Autor/a
PETIRROJO
Categoria
Relat lliure
CAÍDA LIBRE
I
La ciudad padecía una creciente división entre dos ideologías tan dispares que hacía imposible llegar a un consenso medianamente aceptable para ambas partes de la sociedad. El ambiente provocado en las calles por las continuas discusiones se iba cargando y caldeando cada vez más. Las personas pesaban toneladas de preocupación, rabia y odio, hasta tal punto que el suelo por donde andaban comenzó a derretirse bajo sus pies y formar agujeros con cada pisada que daban. Empezaron a caer al vacío, así sin más, hasta formarse una hilera de individuos que se tiraban como autómatas, uno detrás de otro, a una grieta cada vez más ancha y alargada.
II
Era la primera vez que viajaba en el transporte metropolitano de Barcelona. Mamá decía que era el medio más seguro del mundo, más que el avión, pero lo decía para que no tuviese miedo porque era una niña con mucho miedo a lo nuevo. Siempre íbamos caminando a todas partes, para ahorrar. Ese día estábamos las dos muy cansadas y faltaba un buen trecho para llegar a nuestro hogar. Mamá me dijo que como premio por mi buen comportamiento montaríamos en un bus especial que nos dejaría delante de casa. Nos sentamos al fondo y con el run run del motor me dormí.
Desperté con un escalofrío, oí gritos a través de la ventana del bus y vi personas que iban desapareciendo, sus voces se oían como si se precipitasen hacia un profundo pozo, y cuanto más hondo caían, más lejos se captaban hasta que sus ecos desaparecían del todo en el infinito. Pero esos ecos siempre se iban superponiendo uno detrás de otro. Allí no había cabida para el silencio. ¿Qué está pasando, mami? Mi madre intentó taparme los ojos con sus manos, pero ya era demasiado tarde, yo había comprendido que no se trataba del rodaje de una película, lo que estaba sucediendo era real. Fui presa del pánico y me eché a llorar. Mi madre me abrazó muy fuerte para intentar calmarme y bajito me decía: hay que ser valientes.
De repente el autobús empezó a dar botes como si atravesara muchos baches. Y los que estaban dentro con nosotros empezaron a gritar y a caer por el suelo. El abrazo protector de mi madre se hizo tan fuerte que me dejó sin aire. Me dio la sensación de que ella también estaba asustada. Volví a mirar de reojo por la ventana: el agujero se había ensanchado mucho, cada segundo que pasaba aquello iba agrandándose y engullía todo a su paso. Las personas seguían tirándose al vacío. De pronto, nuestro bus se detuvo en la parada de La Pedrera. La puerta más cercana a nosotras se abrió de golpe y vi con claridad que nos asomábamos al vacío. Lancé un grito asustado y miré a mi madre, ¿mamá, vamos a morir?

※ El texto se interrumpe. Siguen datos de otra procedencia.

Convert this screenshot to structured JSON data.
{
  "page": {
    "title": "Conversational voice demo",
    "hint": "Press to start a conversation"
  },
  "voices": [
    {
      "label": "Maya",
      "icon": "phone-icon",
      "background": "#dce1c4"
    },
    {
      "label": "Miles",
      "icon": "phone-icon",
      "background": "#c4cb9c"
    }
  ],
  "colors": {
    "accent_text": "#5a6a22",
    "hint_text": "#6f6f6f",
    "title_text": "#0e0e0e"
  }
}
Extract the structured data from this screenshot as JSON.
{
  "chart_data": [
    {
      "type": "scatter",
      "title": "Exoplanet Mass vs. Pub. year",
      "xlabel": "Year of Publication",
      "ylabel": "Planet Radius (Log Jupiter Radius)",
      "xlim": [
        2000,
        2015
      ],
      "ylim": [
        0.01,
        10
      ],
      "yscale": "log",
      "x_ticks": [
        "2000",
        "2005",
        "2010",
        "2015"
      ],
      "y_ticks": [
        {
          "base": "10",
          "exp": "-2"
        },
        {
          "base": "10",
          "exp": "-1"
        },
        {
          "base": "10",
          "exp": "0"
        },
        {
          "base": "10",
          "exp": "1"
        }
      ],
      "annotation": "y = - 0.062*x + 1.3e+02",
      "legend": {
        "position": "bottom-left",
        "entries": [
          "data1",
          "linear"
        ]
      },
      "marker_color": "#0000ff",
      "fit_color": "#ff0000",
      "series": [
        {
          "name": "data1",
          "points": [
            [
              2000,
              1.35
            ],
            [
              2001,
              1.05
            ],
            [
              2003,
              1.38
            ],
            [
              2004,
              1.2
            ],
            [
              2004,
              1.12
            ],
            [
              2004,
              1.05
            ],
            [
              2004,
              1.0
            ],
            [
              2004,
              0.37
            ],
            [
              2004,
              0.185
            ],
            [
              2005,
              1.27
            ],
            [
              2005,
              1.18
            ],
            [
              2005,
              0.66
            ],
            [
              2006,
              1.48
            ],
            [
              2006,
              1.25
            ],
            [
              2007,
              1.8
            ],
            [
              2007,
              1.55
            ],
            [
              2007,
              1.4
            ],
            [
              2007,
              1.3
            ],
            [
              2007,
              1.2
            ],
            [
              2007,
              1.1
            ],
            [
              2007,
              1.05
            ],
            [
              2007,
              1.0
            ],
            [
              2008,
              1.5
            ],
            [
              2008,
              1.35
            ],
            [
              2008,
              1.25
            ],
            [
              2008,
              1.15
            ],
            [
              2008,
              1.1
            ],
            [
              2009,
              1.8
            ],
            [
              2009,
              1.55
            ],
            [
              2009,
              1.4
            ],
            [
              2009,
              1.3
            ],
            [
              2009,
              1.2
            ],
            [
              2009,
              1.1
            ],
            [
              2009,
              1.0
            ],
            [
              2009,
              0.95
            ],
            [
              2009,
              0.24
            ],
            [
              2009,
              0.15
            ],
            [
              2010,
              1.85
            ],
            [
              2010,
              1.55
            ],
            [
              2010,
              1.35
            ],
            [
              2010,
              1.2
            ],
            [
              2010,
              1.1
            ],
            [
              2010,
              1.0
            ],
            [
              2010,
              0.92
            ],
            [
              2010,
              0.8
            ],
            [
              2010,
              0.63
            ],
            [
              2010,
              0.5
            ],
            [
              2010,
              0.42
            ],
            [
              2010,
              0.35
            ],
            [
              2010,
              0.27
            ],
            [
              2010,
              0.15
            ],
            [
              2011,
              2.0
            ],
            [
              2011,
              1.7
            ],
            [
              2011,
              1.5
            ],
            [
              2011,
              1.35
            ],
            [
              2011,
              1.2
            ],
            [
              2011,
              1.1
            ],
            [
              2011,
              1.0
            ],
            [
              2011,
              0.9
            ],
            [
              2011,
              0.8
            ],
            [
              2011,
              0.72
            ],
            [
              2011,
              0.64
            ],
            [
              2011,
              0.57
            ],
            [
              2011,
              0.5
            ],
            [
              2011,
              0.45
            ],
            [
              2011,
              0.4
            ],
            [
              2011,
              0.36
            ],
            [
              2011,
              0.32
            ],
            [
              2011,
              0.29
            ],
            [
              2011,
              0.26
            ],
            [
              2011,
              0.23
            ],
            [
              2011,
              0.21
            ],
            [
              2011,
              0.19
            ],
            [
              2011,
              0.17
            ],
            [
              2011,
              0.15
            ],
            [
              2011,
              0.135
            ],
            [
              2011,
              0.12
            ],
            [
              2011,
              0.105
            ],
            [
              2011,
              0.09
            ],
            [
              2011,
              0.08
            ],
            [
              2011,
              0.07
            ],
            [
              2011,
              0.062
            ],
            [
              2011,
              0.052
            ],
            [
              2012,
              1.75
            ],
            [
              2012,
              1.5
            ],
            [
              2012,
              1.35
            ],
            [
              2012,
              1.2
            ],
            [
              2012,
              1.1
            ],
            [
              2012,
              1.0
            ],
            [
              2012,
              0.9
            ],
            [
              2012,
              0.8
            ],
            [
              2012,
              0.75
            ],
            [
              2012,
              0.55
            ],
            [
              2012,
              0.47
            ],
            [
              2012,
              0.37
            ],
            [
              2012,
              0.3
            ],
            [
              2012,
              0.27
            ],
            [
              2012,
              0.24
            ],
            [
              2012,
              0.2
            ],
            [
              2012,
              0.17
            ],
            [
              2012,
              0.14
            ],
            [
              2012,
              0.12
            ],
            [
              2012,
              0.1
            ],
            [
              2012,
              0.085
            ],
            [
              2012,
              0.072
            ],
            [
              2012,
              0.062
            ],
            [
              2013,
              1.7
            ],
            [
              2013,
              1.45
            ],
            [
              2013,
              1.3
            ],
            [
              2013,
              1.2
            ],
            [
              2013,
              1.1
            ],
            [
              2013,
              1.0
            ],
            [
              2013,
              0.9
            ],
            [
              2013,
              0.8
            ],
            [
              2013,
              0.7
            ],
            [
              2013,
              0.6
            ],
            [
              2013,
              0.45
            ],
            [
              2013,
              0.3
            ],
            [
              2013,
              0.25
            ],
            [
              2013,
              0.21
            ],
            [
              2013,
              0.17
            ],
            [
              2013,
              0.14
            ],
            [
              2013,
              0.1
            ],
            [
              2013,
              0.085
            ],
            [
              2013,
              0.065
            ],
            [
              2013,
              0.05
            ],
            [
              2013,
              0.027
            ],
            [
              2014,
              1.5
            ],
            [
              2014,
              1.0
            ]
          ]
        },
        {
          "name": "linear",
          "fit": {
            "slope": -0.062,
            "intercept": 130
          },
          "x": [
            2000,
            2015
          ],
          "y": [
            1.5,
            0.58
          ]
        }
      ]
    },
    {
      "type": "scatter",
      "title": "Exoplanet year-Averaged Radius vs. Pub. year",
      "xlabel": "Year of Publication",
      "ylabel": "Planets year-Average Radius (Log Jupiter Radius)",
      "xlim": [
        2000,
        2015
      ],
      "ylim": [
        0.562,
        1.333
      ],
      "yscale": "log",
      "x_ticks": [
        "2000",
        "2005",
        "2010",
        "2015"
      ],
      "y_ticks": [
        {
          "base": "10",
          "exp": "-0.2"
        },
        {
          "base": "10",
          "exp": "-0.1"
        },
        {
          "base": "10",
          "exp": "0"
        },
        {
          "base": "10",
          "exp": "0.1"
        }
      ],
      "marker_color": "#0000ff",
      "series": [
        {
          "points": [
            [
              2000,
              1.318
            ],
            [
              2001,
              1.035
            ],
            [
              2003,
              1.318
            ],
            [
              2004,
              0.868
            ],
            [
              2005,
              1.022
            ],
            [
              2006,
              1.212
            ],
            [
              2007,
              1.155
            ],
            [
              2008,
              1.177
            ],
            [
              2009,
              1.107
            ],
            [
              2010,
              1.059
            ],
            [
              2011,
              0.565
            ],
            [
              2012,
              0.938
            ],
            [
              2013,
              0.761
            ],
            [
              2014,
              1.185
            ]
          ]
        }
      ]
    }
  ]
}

El bus empezó a torcerse hacia la derecha y avanzó en dirección al abismo. Para evitar que volcase todos los pasajeros fueron hacia el lado izquierdo del bus para hacer de contrapeso, pero yo perdí el equilibrio y resbalé del asiento, caí al suelo y me escurrí hacia la puerta hasta verme precipitada al agujero negro.
Mamá, que caeré al agujero, ¡agárrame fuerte!
¡Aaaah!
Todo está oscuro.
III
Un apretón en el hombro me despierta, me había quedado dormida en el bus de vuelta a casa. Miro por la ventana y veo la Casa Milà. Todo está en silencio, mi madre sonríe:
Veo que estabas teniendo una pesadilla.
Y como si supiera qué acabo de soñar añade:
Tranquila, gracias a Dios es imposible morir dentro de un sueño.